Thanks for reply. Lot of great insights in your reply - keen observations. Your post made me think about some things -- so I'm kind of using it as a springboard…

I imagine all this stuff is going to depend upon how we define Budo -- in particular, what we hold its ultimate objectives to be, and how we believe one goes about obtaining that objective. Historically, I would say that Budo has been many things -- some good, some bad, some deep, some shallow (in my opinion). Moreover, I would say that Budo is still very much in the process of being defined.
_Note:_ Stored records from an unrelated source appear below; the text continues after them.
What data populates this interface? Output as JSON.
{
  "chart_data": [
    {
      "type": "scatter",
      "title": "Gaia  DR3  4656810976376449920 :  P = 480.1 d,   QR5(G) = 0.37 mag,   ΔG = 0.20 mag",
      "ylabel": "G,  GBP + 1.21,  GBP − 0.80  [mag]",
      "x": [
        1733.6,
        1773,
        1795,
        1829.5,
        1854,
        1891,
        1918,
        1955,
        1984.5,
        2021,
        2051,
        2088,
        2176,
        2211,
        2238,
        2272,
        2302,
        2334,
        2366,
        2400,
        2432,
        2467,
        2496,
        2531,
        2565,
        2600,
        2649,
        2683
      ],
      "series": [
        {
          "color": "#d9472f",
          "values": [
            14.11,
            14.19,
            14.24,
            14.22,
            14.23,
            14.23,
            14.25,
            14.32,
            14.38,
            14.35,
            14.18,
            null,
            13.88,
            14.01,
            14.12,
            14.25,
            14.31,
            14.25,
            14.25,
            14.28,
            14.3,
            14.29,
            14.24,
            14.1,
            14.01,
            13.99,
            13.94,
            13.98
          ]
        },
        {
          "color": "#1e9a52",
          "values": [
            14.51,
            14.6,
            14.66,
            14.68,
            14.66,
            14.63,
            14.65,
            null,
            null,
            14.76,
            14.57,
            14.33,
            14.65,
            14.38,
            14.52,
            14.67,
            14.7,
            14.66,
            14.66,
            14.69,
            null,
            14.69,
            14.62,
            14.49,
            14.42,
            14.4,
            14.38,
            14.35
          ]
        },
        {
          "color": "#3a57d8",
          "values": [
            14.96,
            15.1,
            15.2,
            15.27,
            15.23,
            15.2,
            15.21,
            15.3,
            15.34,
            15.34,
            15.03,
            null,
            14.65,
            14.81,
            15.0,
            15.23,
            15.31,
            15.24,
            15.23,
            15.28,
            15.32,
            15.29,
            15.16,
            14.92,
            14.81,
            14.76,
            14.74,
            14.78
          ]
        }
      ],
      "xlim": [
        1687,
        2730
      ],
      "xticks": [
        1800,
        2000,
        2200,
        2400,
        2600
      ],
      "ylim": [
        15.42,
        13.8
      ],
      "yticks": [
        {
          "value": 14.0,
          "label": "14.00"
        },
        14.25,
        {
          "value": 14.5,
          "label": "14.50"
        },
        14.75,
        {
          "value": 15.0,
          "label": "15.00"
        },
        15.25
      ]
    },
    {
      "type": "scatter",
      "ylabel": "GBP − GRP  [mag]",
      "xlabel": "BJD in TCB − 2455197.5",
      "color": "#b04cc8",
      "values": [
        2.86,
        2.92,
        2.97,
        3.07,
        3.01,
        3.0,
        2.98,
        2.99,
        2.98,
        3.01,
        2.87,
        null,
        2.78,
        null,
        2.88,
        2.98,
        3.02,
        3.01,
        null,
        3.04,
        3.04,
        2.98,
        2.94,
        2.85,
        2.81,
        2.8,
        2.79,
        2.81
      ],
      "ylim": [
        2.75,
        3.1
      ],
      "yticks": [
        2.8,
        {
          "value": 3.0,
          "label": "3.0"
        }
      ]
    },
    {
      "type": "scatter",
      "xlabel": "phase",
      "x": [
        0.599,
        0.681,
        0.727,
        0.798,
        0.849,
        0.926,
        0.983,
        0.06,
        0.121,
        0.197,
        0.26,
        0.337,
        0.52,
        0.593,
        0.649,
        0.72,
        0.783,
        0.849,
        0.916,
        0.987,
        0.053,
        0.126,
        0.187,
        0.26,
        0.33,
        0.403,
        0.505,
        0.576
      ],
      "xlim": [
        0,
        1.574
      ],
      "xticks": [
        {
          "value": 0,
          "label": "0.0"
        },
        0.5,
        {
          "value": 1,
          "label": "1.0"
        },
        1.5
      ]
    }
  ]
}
In my opinion, this is because it is now more than ever that traditional weapons and hand-to-hand combat are in a position to address the luxuries that can only come when such technologies are no longer the main tools of the martial sciences. It is kind of like this: Once we know how to make stainless steel pots and pans, ceramic pottery can become art. Before we know how to make stainless steel pots and pans, that ceramic pot was just the piece of junk that keeps leaking and that eventually breaks and that I will have to make again. In short, Budo is a kind of luxury of modern warfare. Additionally, Budo is in a key state of existence today because it offers us Moderns a venue away from the plagues of materiality, but it does so in a way that addresses our culture's need for actual experience and for reconciling our fears (and thus our tendency to wage war over material things).

For example, I imagine that if one were to understand Budo as the cultivation of a martial spirit, just about anything could do that -- even hell week in football training does that. Therefore, for me, it makes perfect sense that an Aikido training that is based in kata/kihon waza (or primarily based in such things) can also achieve the same end. Kata/Waza under controlled and/or choreographed conditions could indeed become the vessel in which one could generate feelings and ideas of a martial presence. It would indeed not require that martial practicality be a part of such training. Let us not forget that martial spirit in Japanese history has been (or at least believed to have been) cultivated through things wherein no combat has taken place (real or mock). Zazen functioned in this way, for example, during the first half of the 20th century. Other types of physical austerities have also been understood in this way throughout Japanese history. In short, we do not necessarily have to fight to develop a martial spirit.

However, what if Budo was not simply about the cultivation of a martial spirit? What if Budo training is about a reconciliation of the subject/object dichotomy, through which one could fuse a moral philosophy/practice of love, harmony, and union onto the very core of one's being? To do this, one will require a practice that truly does seek to penetrate to the core of one's being. For Aikido to do this, in my opinion, we cannot have it remain of mock battles and/or of choreographed movements. It must remain real -- which is to say it must place us in the very nature of reality itself. Our training must move away from Kihon Waza at some part and fully into the realm of the unknown and of pure potential. For me, there is no other way of understanding Budo and/or the phrase "takemusu aiki." For me, this means that fighting skill is not a thing we can contrast in opposition to something like spiritual maturity -- Budo does not present them as choices. Rather it uses the development of one toward the development of the other.